The process of froth flotation relies on using air bubbles to collect desired mineral particles dispersed in aqueous media on the surface, while leaving undesirous mineral particles behind. For a particle to be collected on the surface of a bubble, the thin liquid films (or wetting films) of water formed in between must rupture. According to the Frumkin-Derjaguin isotherm, it is necessary that wetting films can rupture when the disjoining pressures are negative. However, the negative disjoining pressures are difficult to measure due to the instability and short lifetimes of the films.

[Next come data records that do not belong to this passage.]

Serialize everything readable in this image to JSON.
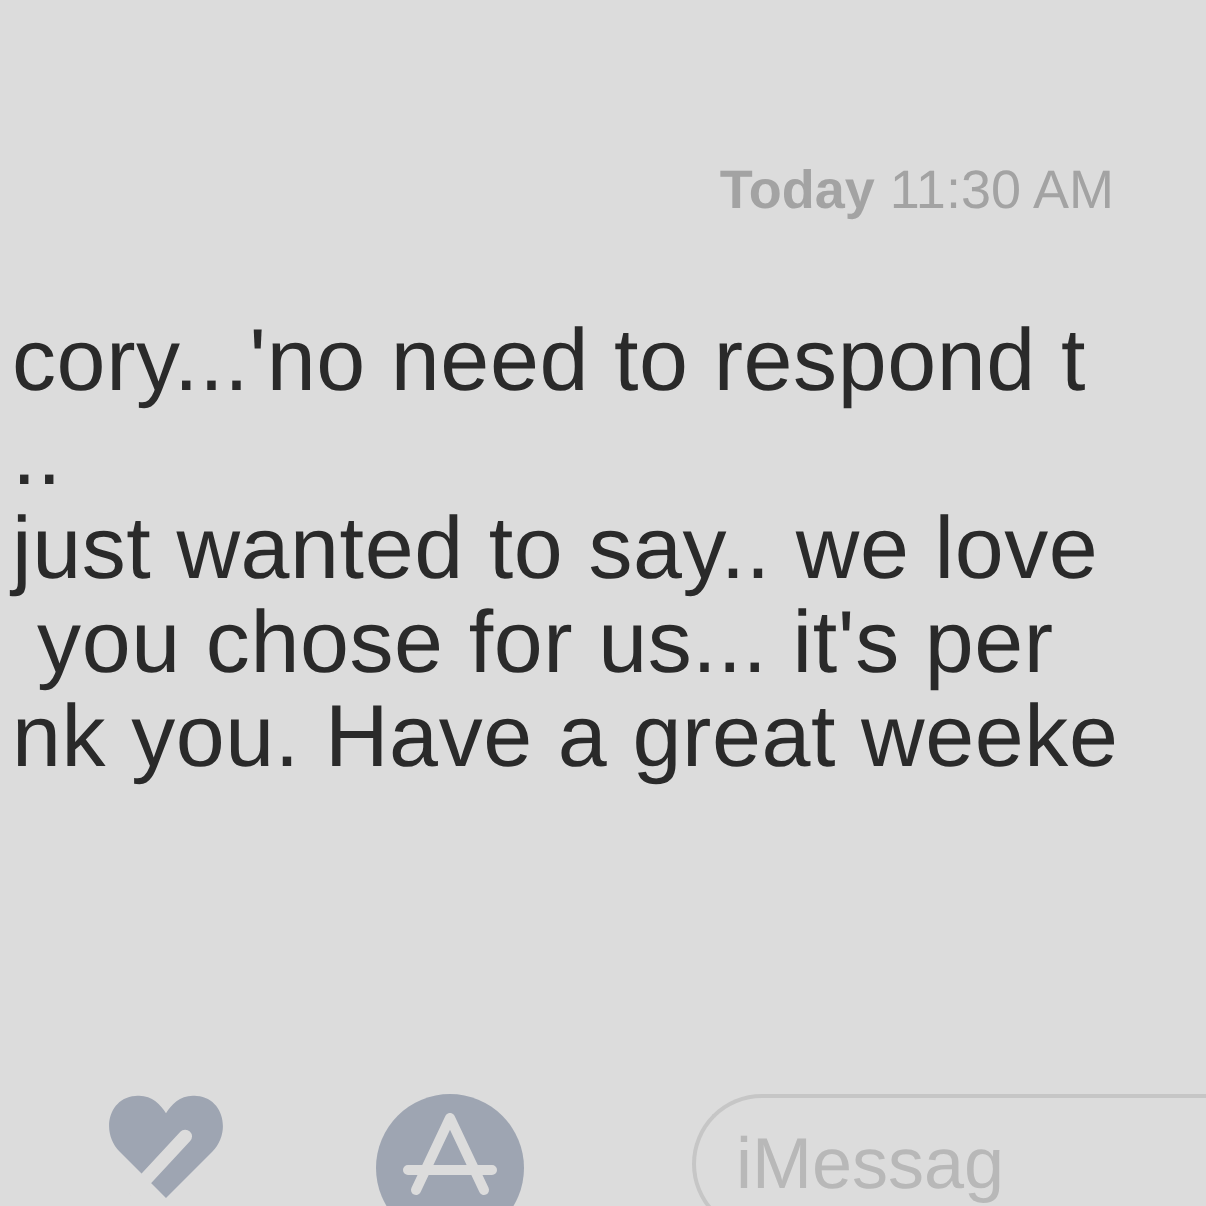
{
  "timestamp": {
    "day": "Today",
    "time": "11:30 AM"
  },
  "message": {
    "lines": [
      "cory...'no need to respond t",
      "..",
      "just wanted to say.. we love",
      " you chose for us... it's per",
      "nk you. Have a great weeke"
    ]
  },
  "compose": {
    "placeholder": "iMessag"
  }
}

In the present work, two new methods of determining negative disjoining pressures have been developed. One is to use the modified thin film pressure balance (TFPB) technique, and the other is to directly determine the interaction forces using the force apparatus for deformable surfaces (FADS) developed in the present work. The former is designed to obtain spatiotemporal profiles of unstable wetting films by recording the optical interference patterns. The kinetic information derived from the spatiotemporal profiles were then used to determine the disjoining pressures using an analytical expression derived in the present work on the basis of the Reynolds lubrication theory. The technique has been used to study the effects of surface hydrophobicity, electrolyte (Al3+ ions) concentration, and bubble size on the stability of wetting films. Further, the geometric mean combining rule has been tested to see if the disjoining pressures of the wetting films can be predicted from the disjoining pressures of the colloid films formed between two hydrophobic surfaces and the disjoining pressures of the foam films formed between two air bubbles.

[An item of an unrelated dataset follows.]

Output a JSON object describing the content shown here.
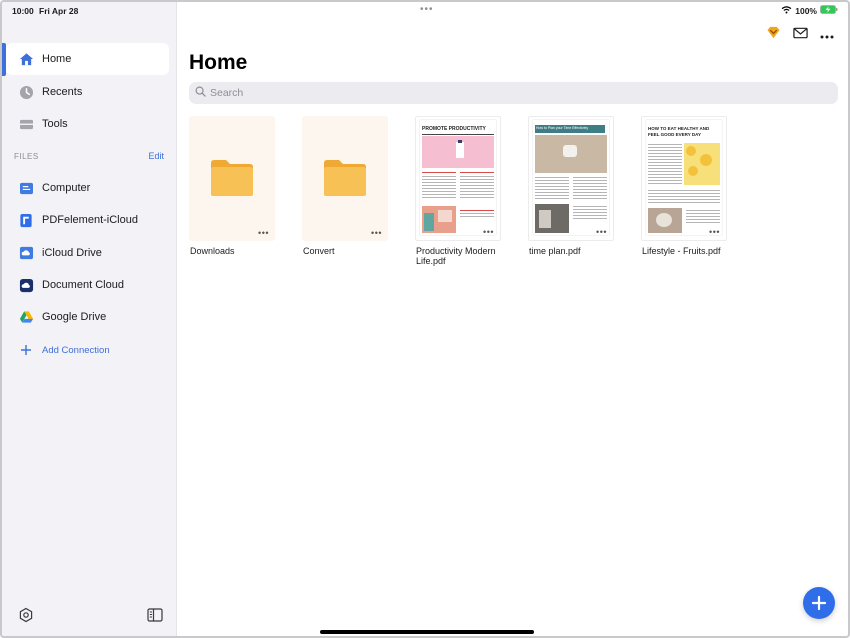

The FADS is capable of directly measuring the interaction forces between air bubble and solid surface, and simultaneously monitoring the bubble deformation. The results were analyzed using the Reynolds lubrication theory and the extended DLVO theory to determine both the hydrodynamic and disjoining pressures. The FADS was used to study the effects of surface hydrophobicity and approach speeds. The results show that hydrophobic force is the major driving force for the bubble-particle interactions occurring in flotation.